Il existe une autre version selon laquelle, vers 1848, des frères qui bûchaient près de Chipman, au Nouveau-Brunswick, avaient trouvé un étranger effondré sur une de leurs cordes de bois. Il souffrait d’hypothermie et d’engelures. On croyait qu’il avait déserté un bateau étranger à Chatham. À Gagetown, un certain Dr Peters lui avait amputé les jambes. Une famille du nom de Gallagher avait pris soin de lui durant deux ans à Gagetown. Ces derniers avaient voulu se débarrasser de lui, alors il avait été amené à Saint John, où on avait pris les arrangements avec un capitaine de goélette pour le transporter en Nouvelle-Écosse et le laisser là-bas.

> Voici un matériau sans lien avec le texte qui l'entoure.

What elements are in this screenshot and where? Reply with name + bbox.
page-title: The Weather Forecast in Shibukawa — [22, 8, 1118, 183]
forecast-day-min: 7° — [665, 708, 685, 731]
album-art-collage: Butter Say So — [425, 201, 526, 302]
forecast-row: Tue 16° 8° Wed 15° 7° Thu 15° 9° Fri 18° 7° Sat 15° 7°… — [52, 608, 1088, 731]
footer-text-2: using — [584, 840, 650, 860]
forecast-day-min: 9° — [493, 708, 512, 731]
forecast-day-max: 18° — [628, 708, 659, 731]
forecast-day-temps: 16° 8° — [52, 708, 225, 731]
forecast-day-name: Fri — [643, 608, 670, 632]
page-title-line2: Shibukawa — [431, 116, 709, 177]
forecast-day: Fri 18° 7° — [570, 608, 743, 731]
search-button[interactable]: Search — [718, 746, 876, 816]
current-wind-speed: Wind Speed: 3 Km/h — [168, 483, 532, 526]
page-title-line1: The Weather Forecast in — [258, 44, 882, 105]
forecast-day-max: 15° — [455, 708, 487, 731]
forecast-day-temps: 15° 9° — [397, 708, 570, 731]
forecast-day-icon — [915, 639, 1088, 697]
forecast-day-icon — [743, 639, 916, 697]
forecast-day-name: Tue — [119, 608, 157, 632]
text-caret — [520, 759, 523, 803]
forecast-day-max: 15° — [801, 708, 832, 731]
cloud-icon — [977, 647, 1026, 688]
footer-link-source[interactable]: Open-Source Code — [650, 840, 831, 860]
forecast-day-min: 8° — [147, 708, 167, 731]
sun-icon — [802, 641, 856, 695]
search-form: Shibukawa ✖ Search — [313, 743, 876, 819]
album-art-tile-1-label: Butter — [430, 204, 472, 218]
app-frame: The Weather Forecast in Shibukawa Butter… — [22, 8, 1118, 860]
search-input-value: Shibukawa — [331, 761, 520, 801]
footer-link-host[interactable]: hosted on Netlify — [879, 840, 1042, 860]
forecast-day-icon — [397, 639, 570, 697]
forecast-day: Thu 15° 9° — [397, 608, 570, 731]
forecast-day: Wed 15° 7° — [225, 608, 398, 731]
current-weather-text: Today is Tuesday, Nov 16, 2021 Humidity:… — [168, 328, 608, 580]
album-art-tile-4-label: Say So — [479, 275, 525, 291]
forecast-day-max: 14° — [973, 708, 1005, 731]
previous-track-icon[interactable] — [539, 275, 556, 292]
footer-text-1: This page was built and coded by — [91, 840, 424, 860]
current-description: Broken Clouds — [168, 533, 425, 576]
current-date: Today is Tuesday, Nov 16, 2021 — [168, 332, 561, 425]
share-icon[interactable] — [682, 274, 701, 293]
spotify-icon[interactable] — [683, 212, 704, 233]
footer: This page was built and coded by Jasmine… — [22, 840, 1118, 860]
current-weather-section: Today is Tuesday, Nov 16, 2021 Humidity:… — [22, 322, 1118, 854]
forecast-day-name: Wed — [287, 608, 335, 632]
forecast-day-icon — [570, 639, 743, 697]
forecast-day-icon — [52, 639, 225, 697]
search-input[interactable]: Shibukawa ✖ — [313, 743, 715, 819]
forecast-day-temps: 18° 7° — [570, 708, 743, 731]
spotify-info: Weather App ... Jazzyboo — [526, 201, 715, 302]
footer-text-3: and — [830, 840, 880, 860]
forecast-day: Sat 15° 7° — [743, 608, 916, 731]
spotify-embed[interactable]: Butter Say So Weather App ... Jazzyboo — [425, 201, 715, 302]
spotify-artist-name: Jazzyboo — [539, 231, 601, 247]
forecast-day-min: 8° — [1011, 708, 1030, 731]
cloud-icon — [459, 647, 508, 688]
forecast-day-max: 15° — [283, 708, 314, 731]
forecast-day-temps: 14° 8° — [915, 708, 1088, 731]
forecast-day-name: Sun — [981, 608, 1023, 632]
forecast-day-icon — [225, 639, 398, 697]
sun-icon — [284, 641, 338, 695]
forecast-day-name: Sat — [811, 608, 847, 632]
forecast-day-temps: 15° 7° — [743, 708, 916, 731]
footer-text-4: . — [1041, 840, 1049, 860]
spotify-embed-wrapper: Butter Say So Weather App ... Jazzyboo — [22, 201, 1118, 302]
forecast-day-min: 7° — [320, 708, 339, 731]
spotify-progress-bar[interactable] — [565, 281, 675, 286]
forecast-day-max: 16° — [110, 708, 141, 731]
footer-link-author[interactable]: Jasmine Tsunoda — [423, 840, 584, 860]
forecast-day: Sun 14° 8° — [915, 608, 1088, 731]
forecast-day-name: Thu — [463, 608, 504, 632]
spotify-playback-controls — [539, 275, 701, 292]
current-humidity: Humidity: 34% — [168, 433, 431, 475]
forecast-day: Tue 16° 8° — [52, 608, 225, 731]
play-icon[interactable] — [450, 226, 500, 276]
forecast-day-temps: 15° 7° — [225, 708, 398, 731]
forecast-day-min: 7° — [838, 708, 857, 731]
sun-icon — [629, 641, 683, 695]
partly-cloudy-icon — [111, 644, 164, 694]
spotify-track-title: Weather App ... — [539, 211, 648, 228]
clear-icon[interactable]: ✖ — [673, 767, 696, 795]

Il y a plusieurs contradictions ici, une étant la non-concordance des dates, l’autre étant l’observation souvent faite à l’effet que l’amputation venait d’être effectuée lorsqu’il avait été retrouvé sur la plage de Sandy Cove. De plus, la description des mains douces et délicates de Jérôme ne cadre pas avec le portrait d’un homme qui avait été bûcheron, pas plus que ses vêtements d’excellente qualité, un détail sur lequel tous les biographes s’entendent.
Mais aurait-il pu y avoir deux culs-de-jattes abandonnés sur un rivage isolé de la Nouvelle-Écosse en dix ans?
Une autre histoire veut que le fils de la famille Comeau ait reçu à New York la visite de deux femmes qui l’avaient questionné sur Jérôme. Elles ont dit porter le nom de Mahoney et qu’elles avaient connu cet homme en Alabama, d’où il s’était enfui pour partir en mer alors qu’il n’était qu’un garçon. De l’avis de Comeau, une des dames ressemblait assez à Jérôme pour être sa sœur. Elle a demandé à Comeau de bien vouloir transmettre une lettre à Jérôme et lui a remis une enveloppe scellée sur laquelle aucune adresse n’était inscrite. Cette missive avait été transmise comme prévu, mais le cul-de-jatte, après voir retourné l’enveloppe de tous les côtés, avait fini par la déchirer en petits morceaux sans même l’ouvrir.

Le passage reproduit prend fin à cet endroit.